Des modèles contraceptifs variables selon les pays
Désormais, en France, plus des trois quarts des femmes (78 %) utilisent soit la pilule soit le stérilet. Comme le notent les autrices de l’enquête de l’INED, la contraception, qui était jusque dans les années 1960 une affaire de couple (retrait, préservatif, etc.) devient une question médicale qui relève avant tout de la responsabilité de la femme.
Mais ce modèle français est loin d’être universel. Ainsi, en Espagne, la première méthode contraceptive reste le préservatif (38 %), plus utilisé que la pilule et le stérilet réunis. En Chine, près de la moitié des femmes utilisent un stérilet ou un implant (48 %), alors que l’utilisation de la pilule y est très marginale (seulement 1 %). Plus surprenant, les Etats-Unis plébiscitent, avant toute autre méthode, la stérilisation masculine (29 %) ou féminine (14 %). Plusieurs pays d’Afrique (Kenya, Burkina Faso, Mozambique) privilégient l’injection hormonale, inconnue en France.

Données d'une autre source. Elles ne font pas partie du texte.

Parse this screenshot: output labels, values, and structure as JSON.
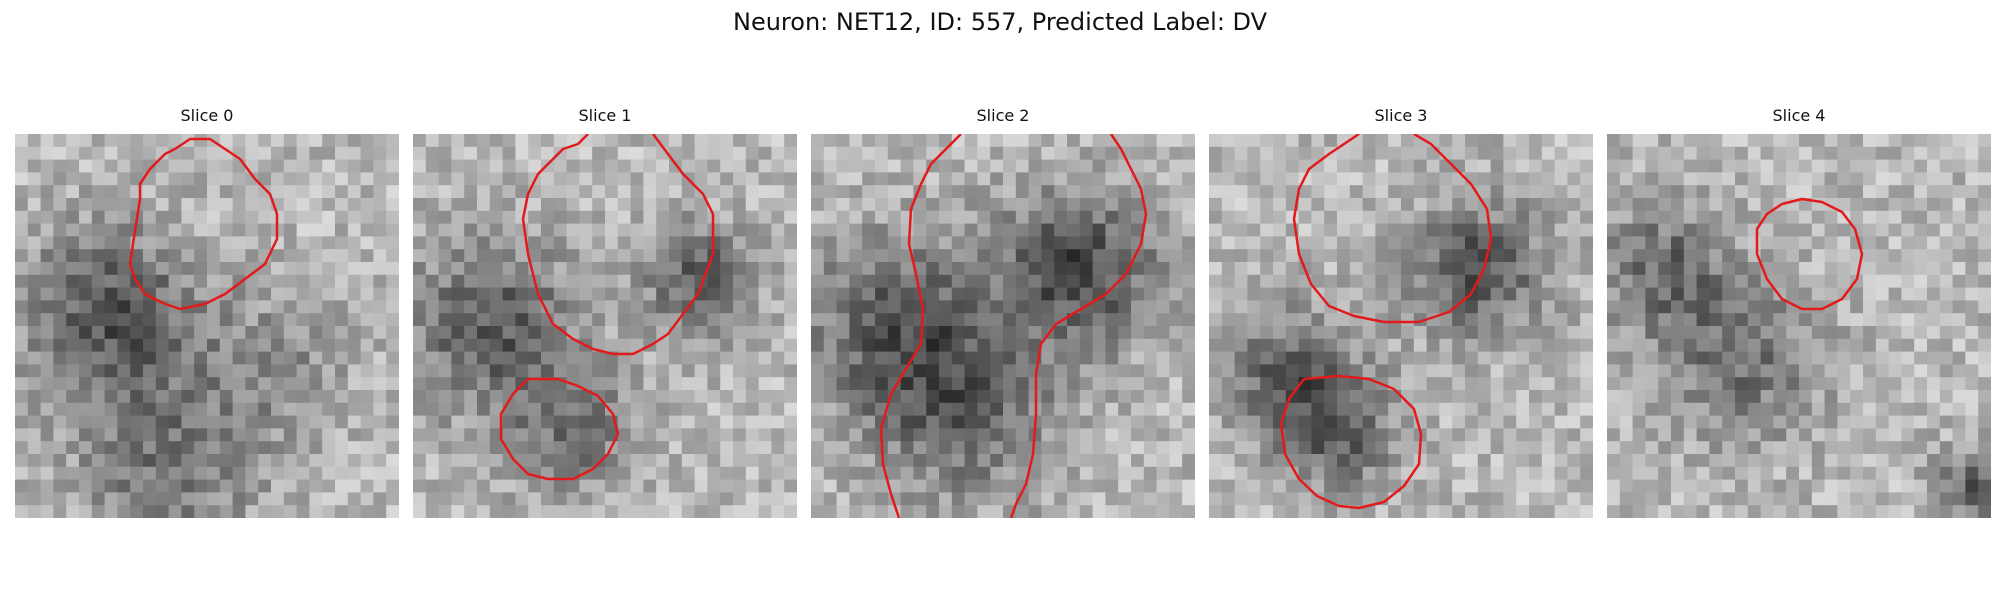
{
  "figure": {
    "title": "Neuron: NET12, ID: 557, Predicted Label: DV"
  },
  "panels": [
    {
      "title": "Slice 0"
    },
    {
      "title": "Slice 1"
    },
    {
      "title": "Slice 2"
    },
    {
      "title": "Slice 3"
    },
    {
      "title": "Slice 4"
    }
  ],
  "colors": {
    "contour": "#e31a1c",
    "background": "#ffffff"
  }
}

La stérilisation, un tabou français
Au niveau mondial, la première méthode contraceptive est la stérilisation féminine, choisie ou imposée par près de 30 % des couples, devant le stérilet et la pilule. La contraception masculine permanente — qui peut être réversible — est aussi très développée dans plusieurs pays : Mexique (49 %), en Chine (33,9 %) ou au Brésil (26,7 %).
Si la stérilisation est si peu développée en France, c’est qu’elle a longtemps été réservée aux situations où la grossesse présente un danger vital pour les femmes. Dans les autres cas, la ligature des trompes, pour les femmes, ou des canaux déférents, pour les hommes, était assimilée à une mutilation.

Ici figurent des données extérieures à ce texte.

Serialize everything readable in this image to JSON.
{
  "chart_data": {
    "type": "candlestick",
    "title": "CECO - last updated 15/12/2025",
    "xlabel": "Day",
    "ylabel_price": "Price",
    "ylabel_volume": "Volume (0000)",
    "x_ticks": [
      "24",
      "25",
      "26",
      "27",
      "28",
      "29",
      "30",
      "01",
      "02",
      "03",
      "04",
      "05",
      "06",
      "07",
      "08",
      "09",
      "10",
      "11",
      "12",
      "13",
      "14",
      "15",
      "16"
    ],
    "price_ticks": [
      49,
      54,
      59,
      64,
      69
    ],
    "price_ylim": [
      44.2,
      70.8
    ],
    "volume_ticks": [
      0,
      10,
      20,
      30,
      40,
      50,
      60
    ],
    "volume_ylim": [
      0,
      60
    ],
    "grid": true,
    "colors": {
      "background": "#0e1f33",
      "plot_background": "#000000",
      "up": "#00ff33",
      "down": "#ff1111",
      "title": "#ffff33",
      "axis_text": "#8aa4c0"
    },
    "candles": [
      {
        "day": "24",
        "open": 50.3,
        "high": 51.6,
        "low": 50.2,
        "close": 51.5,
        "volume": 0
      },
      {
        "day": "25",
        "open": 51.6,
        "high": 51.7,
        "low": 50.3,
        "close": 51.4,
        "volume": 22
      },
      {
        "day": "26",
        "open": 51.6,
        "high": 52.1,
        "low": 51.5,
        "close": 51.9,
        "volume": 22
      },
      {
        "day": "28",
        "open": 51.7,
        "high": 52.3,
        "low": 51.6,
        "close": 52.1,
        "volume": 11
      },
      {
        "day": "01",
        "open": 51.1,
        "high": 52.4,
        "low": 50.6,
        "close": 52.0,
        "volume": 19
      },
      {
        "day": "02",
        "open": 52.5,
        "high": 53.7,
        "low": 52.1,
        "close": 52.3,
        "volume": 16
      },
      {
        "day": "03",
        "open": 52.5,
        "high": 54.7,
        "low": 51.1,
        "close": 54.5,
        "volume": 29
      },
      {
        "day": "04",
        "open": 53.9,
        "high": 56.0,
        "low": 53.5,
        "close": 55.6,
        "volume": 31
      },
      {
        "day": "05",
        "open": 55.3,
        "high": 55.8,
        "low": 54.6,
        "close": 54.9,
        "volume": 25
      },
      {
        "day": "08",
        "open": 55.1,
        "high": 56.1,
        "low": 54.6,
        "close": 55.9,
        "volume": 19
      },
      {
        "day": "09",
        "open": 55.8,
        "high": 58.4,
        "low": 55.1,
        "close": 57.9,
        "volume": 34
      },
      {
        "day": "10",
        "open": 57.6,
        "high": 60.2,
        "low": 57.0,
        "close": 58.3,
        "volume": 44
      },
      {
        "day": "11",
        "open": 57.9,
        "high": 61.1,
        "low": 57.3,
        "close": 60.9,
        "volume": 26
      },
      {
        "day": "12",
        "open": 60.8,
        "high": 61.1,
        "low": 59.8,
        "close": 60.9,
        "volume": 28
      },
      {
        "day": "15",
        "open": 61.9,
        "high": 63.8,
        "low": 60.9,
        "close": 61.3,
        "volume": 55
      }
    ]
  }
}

La loi française n’autorise la stérilisation contraceptive que depuis 2001, avec d’importantes restrictions. L’intervention, pourtant rapide et peu chère, est réservée aux personnes majeures et saines d’esprit, non placées sous tutelle, et ne peut être pratiquée qu’après un délai de réflexion de quatre mois. Selon le baromètre santé 2016, seuls 4,5 % des couples concernés avaient recours à cette méthode, un taux qui s’élève à 11 % chez les 45-49 ans.